Dr Ram Raju. Picture: FT FILE

Around this time in 2019, we highlighted the issue of non-communicable diseases (NCDs).

We noted that the crisis had been hitting the high notes as per awareness.

The message was apt then as it is today! Newly elected president of the Fiji College of General Practitioners at the time, Dr Ram Raju said NCDs could only be reversed when primary health care was in the domain of general practitioners.

He made the statement during the 27th FCGP annual conference at Shangri-La’s Fijian Resort that year.

He insisted the NCD issue in this country was not going to be reversed until primary health care came to general practitioners (GPs).

The evidence, he stated at the time, was all there.

He noted developments in Australia and New Zealand.

He spoke about the need to transform the outpatient departments at every hospital into accident and emergency only once primary health care went to GPs.

Only then, he insisted, would we see the reversal of NCDs.

At the same event, the chief guest Health Minister Dr Ifereimi Waqainabete said controlling NCDs was a complex problem.

To say that NCDs can only be controlled by GP roll out, he insisted, was “actually a very small portion of a very complex issue”.

It had been estimated, he said, that by 2030, anywhere in the world, NCDs would be a crisis.

First-world countries, he said, were struggling with NCDs.

We note the need for awareness about NCDs.

We note the need for us all to be vigilant and make lifestyle changes.

It is always encouraging when the issue is raised and commitments are made to fight it. We can play a very important role in fighting NCDs, and making people aware about changes that must be made to nurture healthy living.

That means understanding NCDs.

It means paying closer attention to what we eat, and how we live our lives.

It means making tough decisions that involve a change in mindset.

Dr Waqainabete had revealed in January that year that 38 million people die from non-communicable diseases (NCDs) across the globe.

It was a frightening reality.

We are definitely not alone in the war against NCDs.

At the time we were reminded that three-quarters of deaths around the world occurred in low-income families like those in Fiji.

Dr Waqainabete spoke about cases of NCDs in Fiji increasing rapidly.

He said they were silent killers that weighed a heavy burden on society.

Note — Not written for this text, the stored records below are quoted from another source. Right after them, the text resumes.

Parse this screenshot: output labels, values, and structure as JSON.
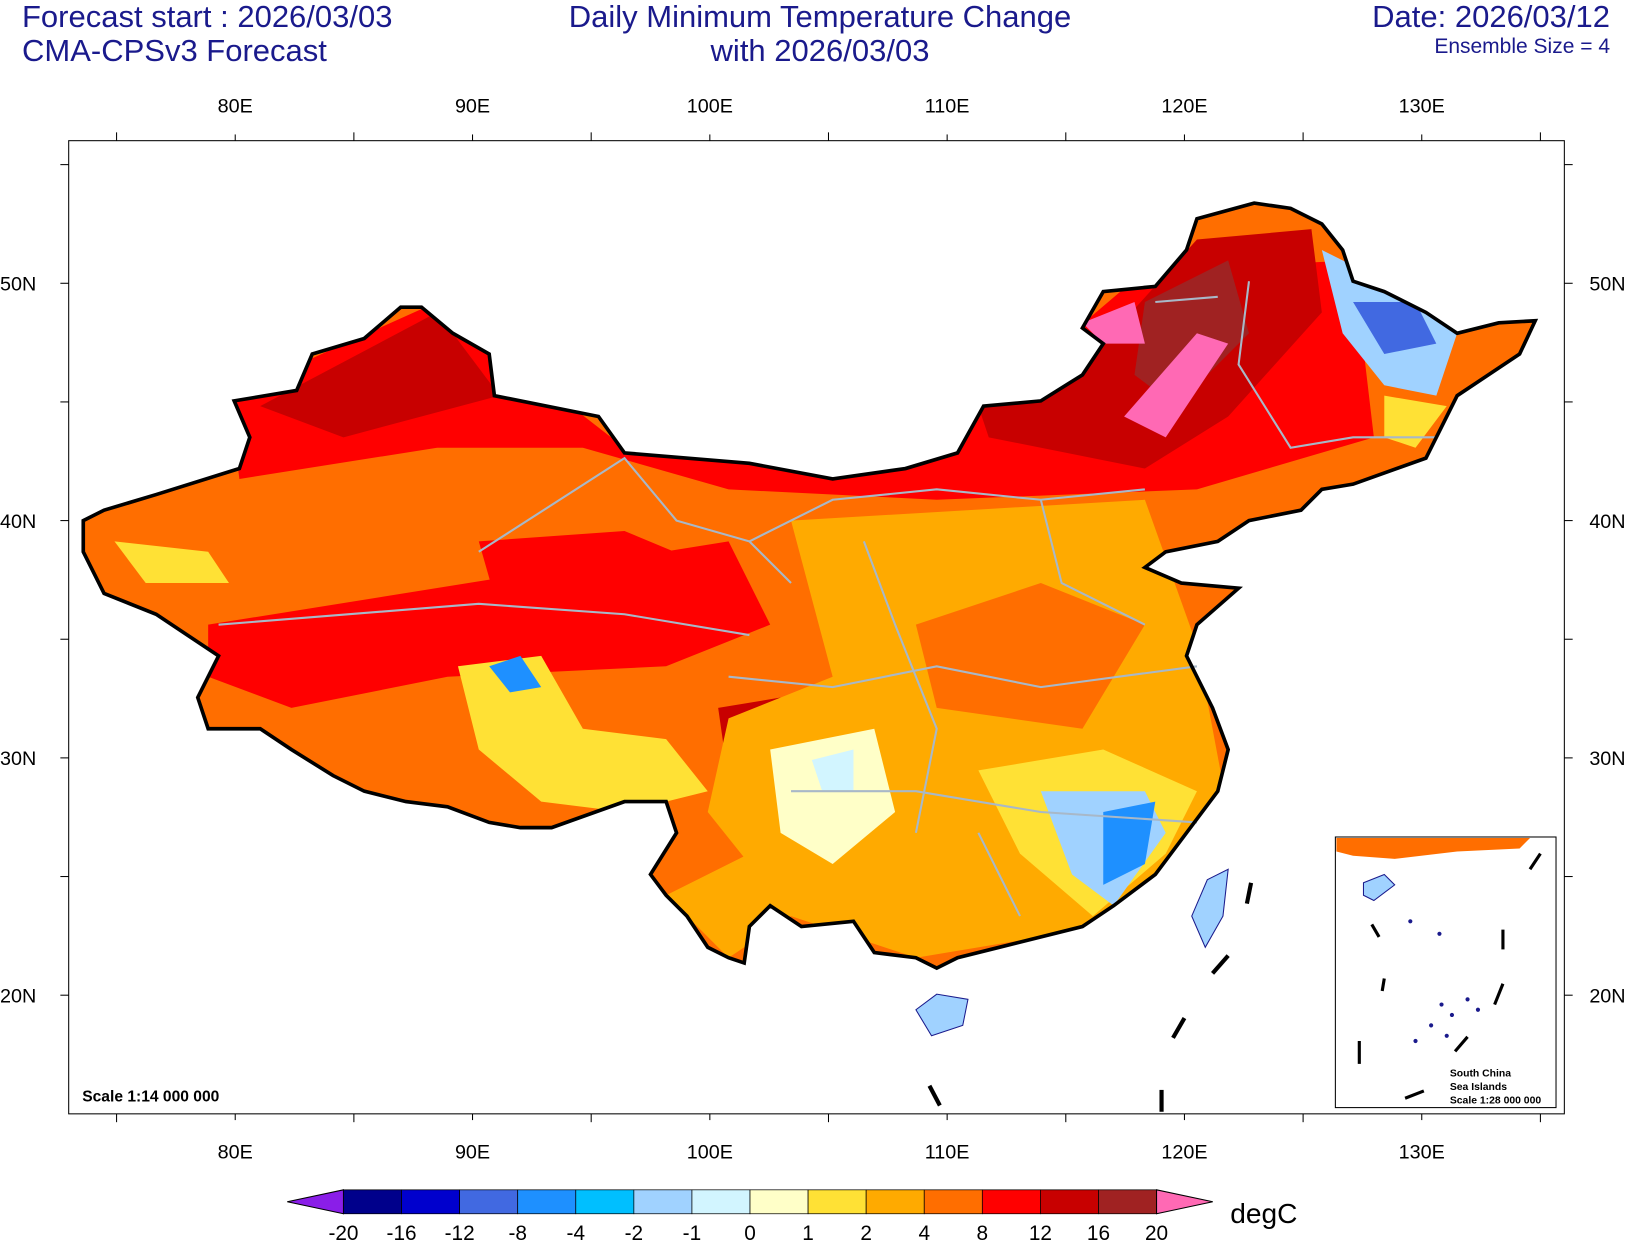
{
  "header": {
    "forecast_start": "Forecast start : 2026/03/03",
    "model": "CMA-CPSv3 Forecast",
    "title_line1": "Daily Minimum Temperature Change",
    "title_line2": "with 2026/03/03",
    "date": "Date: 2026/03/12",
    "ensemble": "Ensemble Size = 4"
  },
  "axes": {
    "lon_labels": [
      "80E",
      "90E",
      "100E",
      "110E",
      "120E",
      "130E"
    ],
    "lat_labels": [
      "50N",
      "40N",
      "30N",
      "20N"
    ]
  },
  "map": {
    "scale": "Scale 1:14 000 000",
    "inset_label_1": "South China",
    "inset_label_2": "Sea Islands",
    "inset_scale": "Scale 1:28 000 000"
  },
  "colorbar": {
    "unit": "degC",
    "labels": [
      "-20",
      "-16",
      "-12",
      "-8",
      "-4",
      "-2",
      "-1",
      "0",
      "1",
      "2",
      "4",
      "8",
      "12",
      "16",
      "20"
    ],
    "colors": [
      "#8a1ee8",
      "#00008b",
      "#0000cd",
      "#4169e1",
      "#1e90ff",
      "#00bfff",
      "#a0d2ff",
      "#d2f5ff",
      "#ffffc8",
      "#ffe135",
      "#ffaa00",
      "#ff6e00",
      "#ff0000",
      "#c80000",
      "#a02222",
      "#ff69b4"
    ]
  }
}
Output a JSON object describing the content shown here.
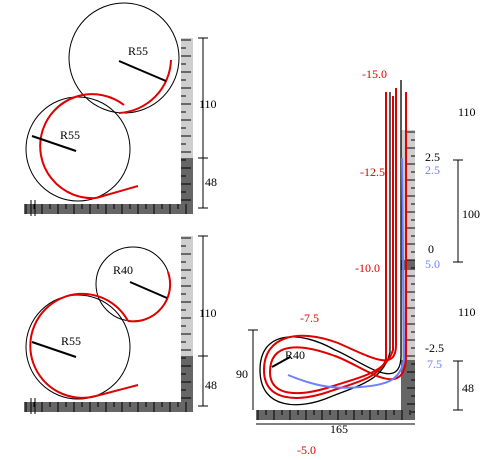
{
  "colors": {
    "track_red": "#e00000",
    "track_blue": "#6f7fff",
    "outline": "#000000",
    "ruler_dark": "#666666",
    "ruler_light": "#cfcfcf"
  },
  "panel_a": {
    "radius_upper": "R55",
    "radius_lower": "R55",
    "dim_110": "110",
    "dim_48": "48"
  },
  "panel_b": {
    "radius_upper": "R40",
    "radius_lower": "R55",
    "dim_110": "110",
    "dim_48": "48"
  },
  "panel_c": {
    "radius": "R40",
    "width_dim": "165",
    "height_dim": "90",
    "dim_right_top": "110",
    "dim_100": "100",
    "dim_right_mid": "110",
    "dim_48": "48",
    "red_labels": {
      "m15": "-15.0",
      "m12_5": "-12.5",
      "m10": "-10.0",
      "m7_5": "-7.5",
      "m5": "-5.0"
    },
    "black_labels": {
      "p2_5": "2.5",
      "zero": "0",
      "m2_5": "-2.5"
    },
    "blue_labels": {
      "p2_5": "2.5",
      "p5": "5.0",
      "p7_5": "7.5"
    }
  }
}
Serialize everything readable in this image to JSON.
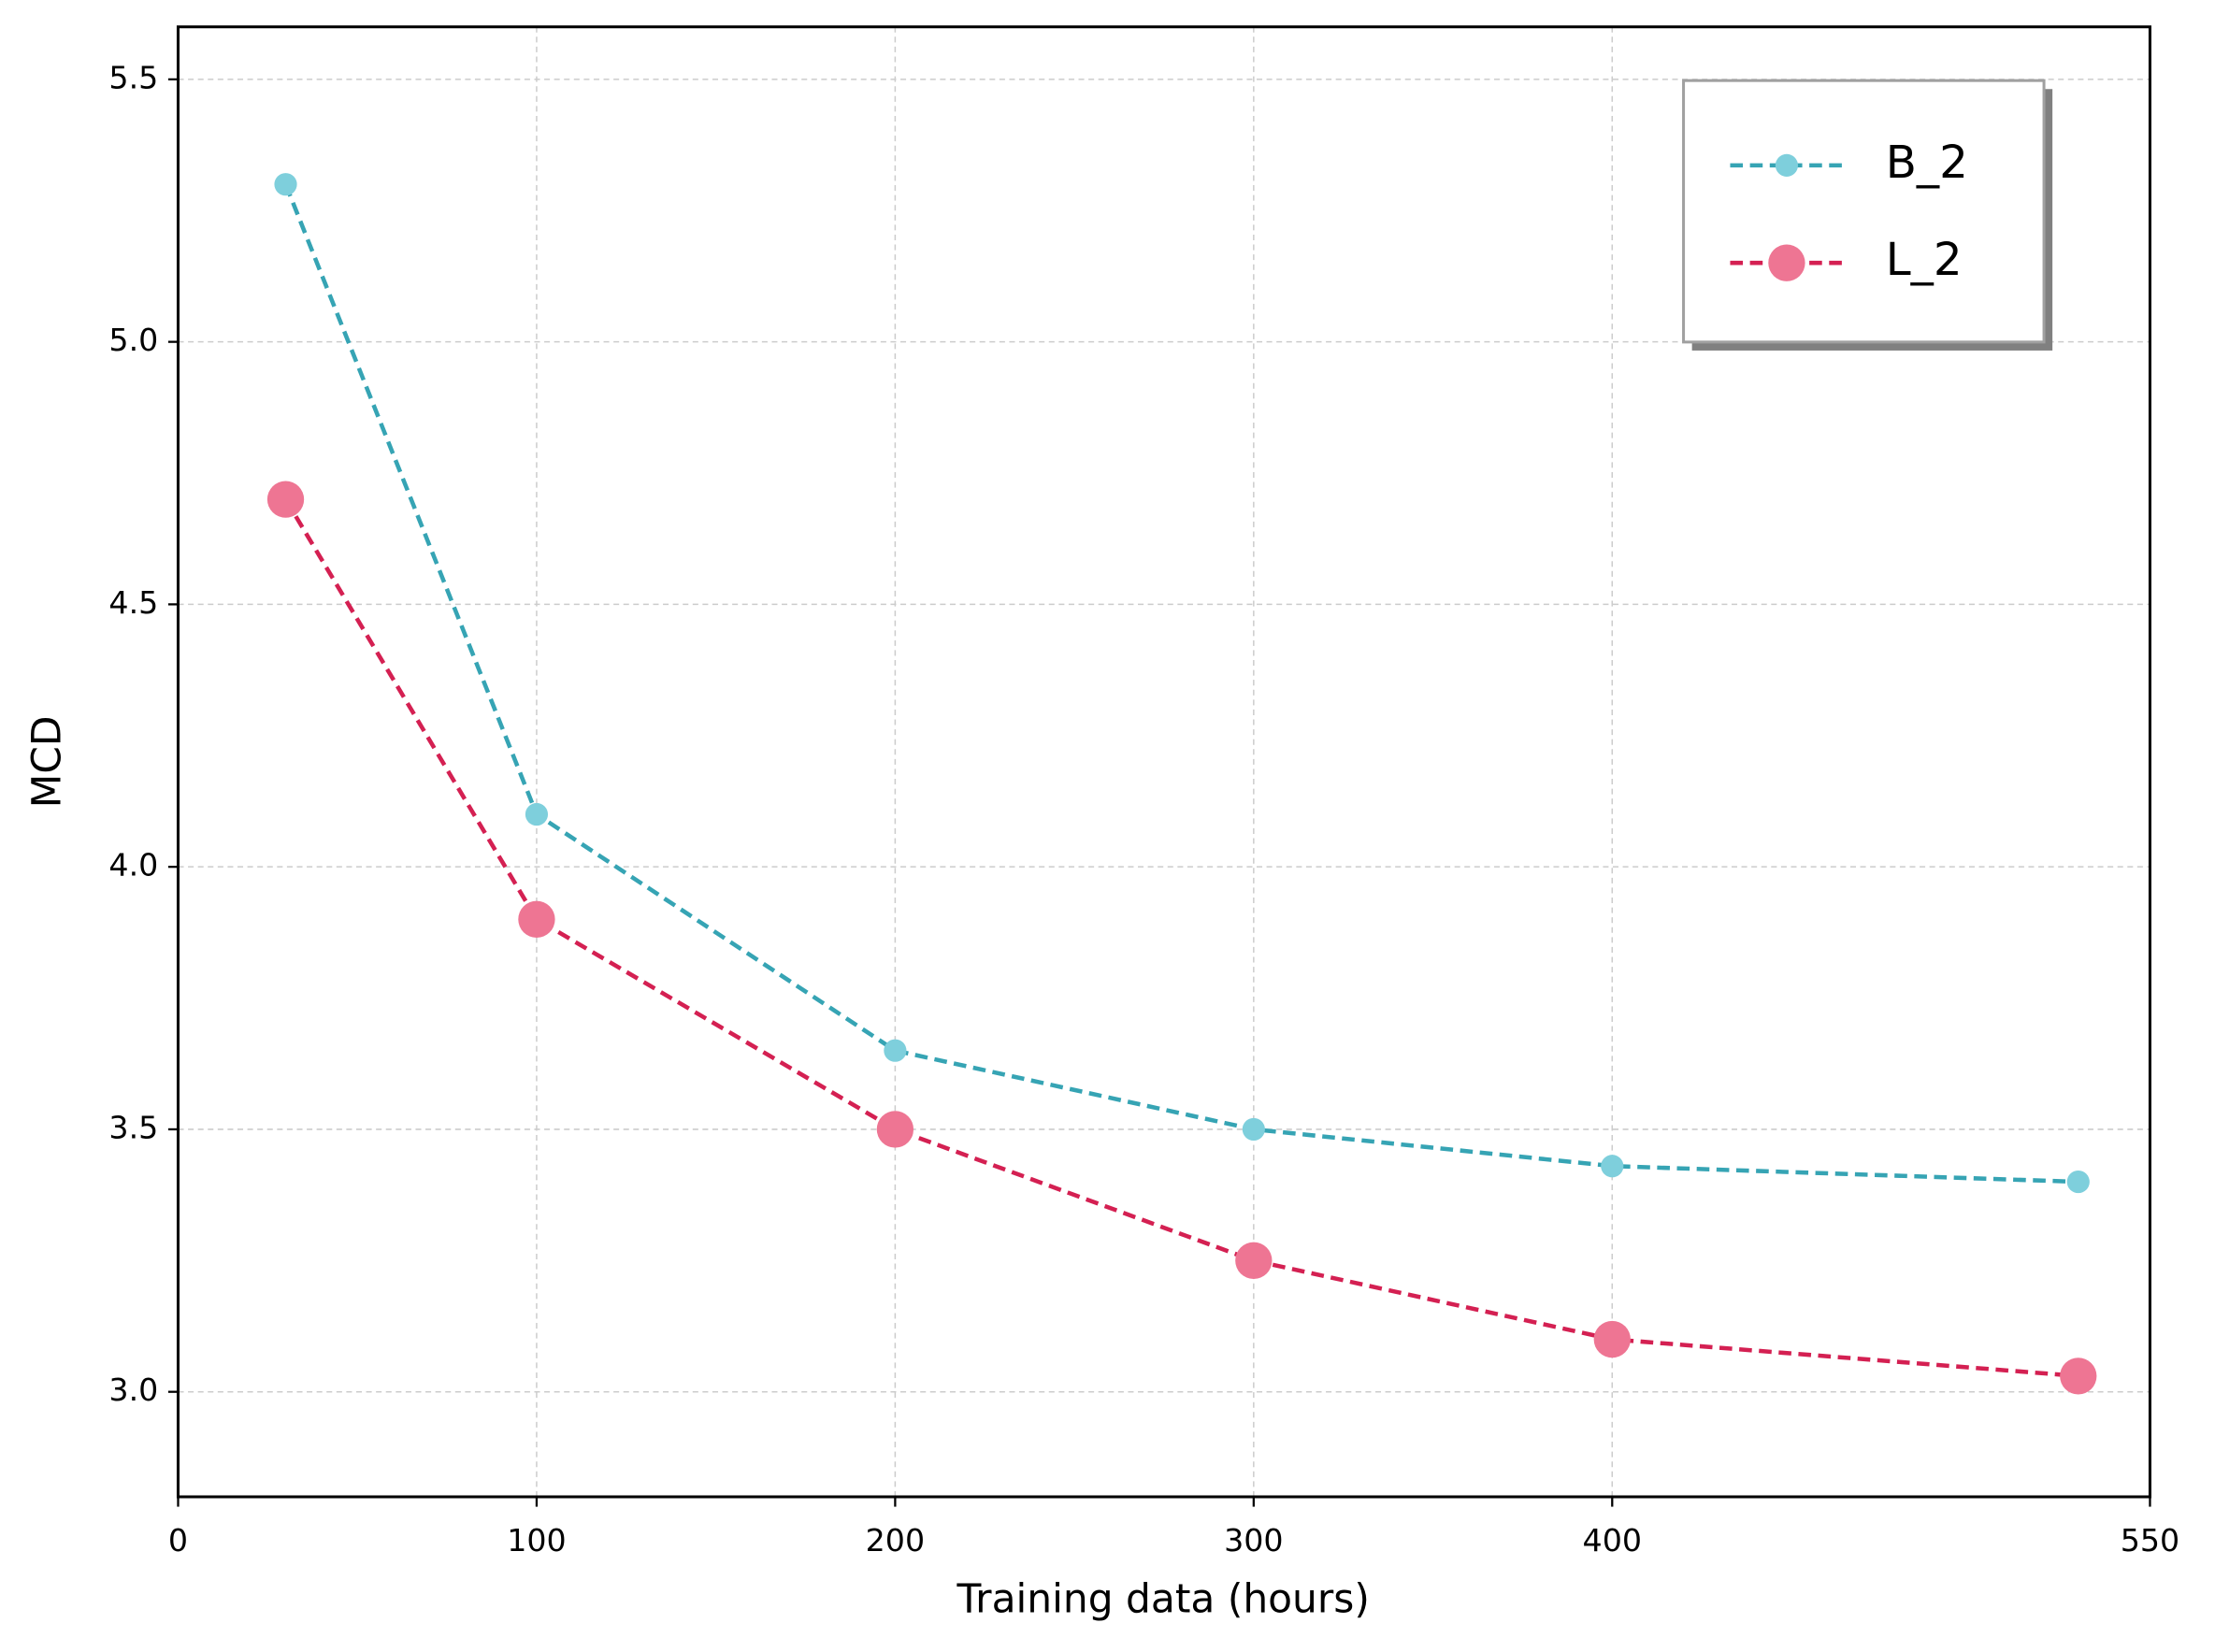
{
  "chart_data": {
    "type": "line",
    "x_label": "Training data (hours)",
    "y_label": "MCD",
    "x": [
      30,
      100,
      200,
      300,
      400,
      530
    ],
    "series": [
      {
        "name": "B_2",
        "color": "#36a4b4",
        "marker_color": "#7ecfdc",
        "marker_size": 8,
        "values": [
          5.3,
          4.1,
          3.65,
          3.5,
          3.43,
          3.4
        ]
      },
      {
        "name": "L_2",
        "color": "#d42052",
        "marker_color": "#ee7593",
        "marker_size": 13,
        "values": [
          4.7,
          3.9,
          3.5,
          3.25,
          3.1,
          3.03
        ]
      }
    ],
    "xlim": [
      0,
      550
    ],
    "xticks": [
      0,
      100,
      200,
      300,
      400,
      550
    ],
    "ylim": [
      2.8,
      5.6
    ],
    "yticks": [
      {
        "value": 3.0,
        "label": "3.0"
      },
      3.5,
      {
        "value": 4.0,
        "label": "4.0"
      },
      4.5,
      {
        "value": 5.0,
        "label": "5.0"
      },
      5.5
    ],
    "grid": true,
    "legend": "upper right"
  }
}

So, in saying that, we are reminded about making an effort to eat healthy meals and to exercise daily to avoid NCDs.

Let’s try to understand the importance of diets, the choices we must make for a healthy life, and how we can all be part of the fight against NCDs.

Time and money are critical factors in decisions a lot of people make, directly impacting diets.

There are tough decisions that have to be made daily though, including the financial considerations.

Then there are the questions sceptics may ask of the powers that be, obviously linked to our ability to sustain ourselves.

In the end though, we have to live with the decisions we make!